2020 Nov 01, cs194-26 (Kecheng Chen)

Part 1: Nose Tip Detection

From the IMM Face Database, 192 images are used for training and 48 images are used for validation. I used skimage.color.rgb2gray function to convert images to grayscale in range from 0 to 1. Then minus 0.5 from the image matrix to get float values from -0.5 to 0.5. Resize images to 54*70. Some images with ground truth keypoint from my dataloader are shown below. Parameters of loader are set as batch=1, shuffle=False, num_workers=1.

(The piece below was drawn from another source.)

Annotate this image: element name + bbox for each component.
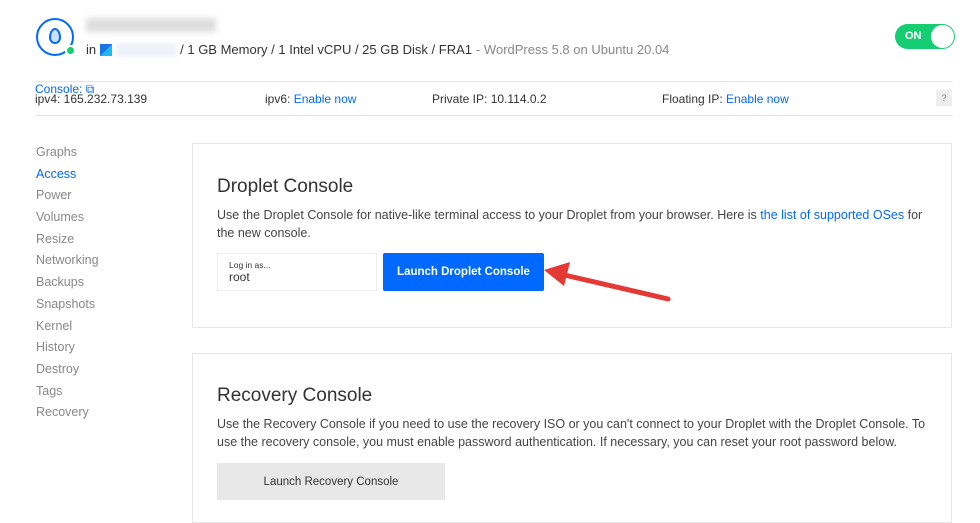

My neural network has 3 convolutional layers, 12-32 channels each, and 2 fully connected layers. The kernel sizes are 7x7, 5x5 and 3x3. Each convolutional layer is followed by a ReLU followed by a maxpool. Loss function is mean squared error loss. Adam algorithm is implemented. Learning rate is 1e-3. Training loop is 25 epoches.

Loss Curve

For the images shown below, first and second rows are correct and incorrect keypoint prediction results respectively. I think the reason why it fails in some cases is because there are some shifts and rotation of faces are not learned in the training. Also, there are some complexed facial expressions in the validation dataset.

Part 2: Full Facial Keypoints Detection

Resize images to 160*120. Data augmentation is done in this part. The brightness and saturation of the resized face is randomly changed. Besides, the face is randomly rotated from -15 to 15 degrees. Some images with ground truth keypoint from my dataloader are shown below.

My neural network has 5 convolutional layers and 2 fully connected layers. The kernel sizes are from 7x7 to 3x3. Each convolutional layer is followed by a ReLU followed by a maxpool. Loss function is mean squared error loss. Adam algorithm is implemented. Learning rate is 1e-3. Training loop is 25 epoches.

I think the reason why it fails in some cases is because the number of epoches are too small for getting optimized parameters. Also the structure of network is also too simple to learn high-level features.

I randomly selected two learned filters for each conv layer.

First conv layer1

First conv layer2

Second conv layer1

Third conv layer1

Fourth conv layer1

Fifth conv layer1

Part 3: Train With Larger Dataset

The mean absolute error of my prediction (45 epoches training) is 7.12485.

The crop is resized into 224x224. Some images from dataloader is shown below, where batch_size=1, shuffle=True, num_workers=4.

At first when i did the data augment, i tried flipping images. The loss is pretty large and result is not good. I think the reason is that the left and right part of the face is somewhat different, so it would be hard to learn features of face when flipping it. ResNet18 model with pretrained parameters is used for training. In my training process, i did not separate the dataset to be training and validation dataset for me to do the hyperparameter selection. For the first layer, I changed the input channel to be 1. Ohter parameters of the first layer are kernel_size=(7, 7), stride=(2, 2), padding=(3, 3), bias=False. The output channel number is set to be 68*2=136. Bias is set to be True. Other hyperparameters are set as the default. The number of epoches is set to be 50. I showed the loss curve of the first and the last five epoches below.